We have been able to detect strata of the Tertiary Period only in two localities throughout the entire district under examination, and even in these the formation is developed upon comparatively an insignificant scale, extending over very limited areas, and attaining a vertical thickness of merely a few feet. Both localities where we have recognized it are in Southern Texas. One is situated thirty-five miles southeast of San Antonio, and was crossed by the Expedition on the 9th and 10th of April, 1855. (Vide Journal.) The Tertiary Strata present here a thickness of about twenty feet, and repose unconformably partly upon the sandstones and grits of the Coal Measures and partly upon the marls of the Cretaceous System. The rock is a dirty ferruginous limestone of a deep yellow color, and varies much in compactness, some of the layers being quite soft and crumbling, and others hard and breaking with an uneven fracture. It contains fossils in great abundance ; but they are usually casts, and so badly preserved as not to permit us to determine accurately their specific characters. They belong mostly to the genera Tellina, Arca, Infundibulum, Fusus, and Natica.
The next locality at which Tertiary Strata were observed is on Leon Creek, a few miles west of San Antonio. Here it consists of light gray earthy limestone, which is scattered at several points over the surface.

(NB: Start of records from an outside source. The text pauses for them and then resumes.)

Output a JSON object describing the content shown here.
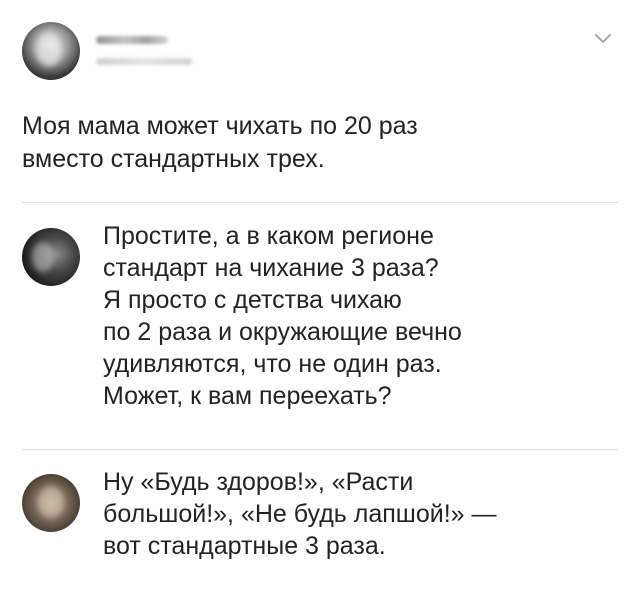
{
  "post": {
    "text": "Моя мама может чихать по 20 раз\nвместо стандартных трех."
  },
  "comments": [
    {
      "text": "Простите, а в каком регионе\nстандарт на чихание 3 раза?\nЯ просто с детства чихаю\nпо 2 раза и окружающие вечно\nудивляются, что не один раз.\nМожет, к вам переехать?"
    },
    {
      "text": "Ну «Будь здоров!», «Расти\nбольшой!», «Не будь лапшой!» —\nвот стандартные 3 раза."
    }
  ],
  "icons": {
    "menu": "chevron-down-icon"
  },
  "colors": {
    "text": "#232323",
    "divider": "#e4e4e4",
    "chevron": "#9aa0a6"
  }
}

Although we have not seen Tertiary Strata in other localities than those just mentioned, there is reason to believe that they are of extensive occurrence in Eastern and Northeastern Texas. Dr. F. Roemer mentions the occurrence of this formation on the Brazos River near the town of Caldwell, and also in the vicinity of Nacogdoches. Assuming this last point as the extreme northeastern limit, it would give to this formation in Texas a northeast and southwest range of about three hundred miles. Nevertheless, as extensive as are these limits, we are of opinion that they include only a portion of the Tertiary area of this region, and that more extended research will develop its existence as far south as the Rio Grande.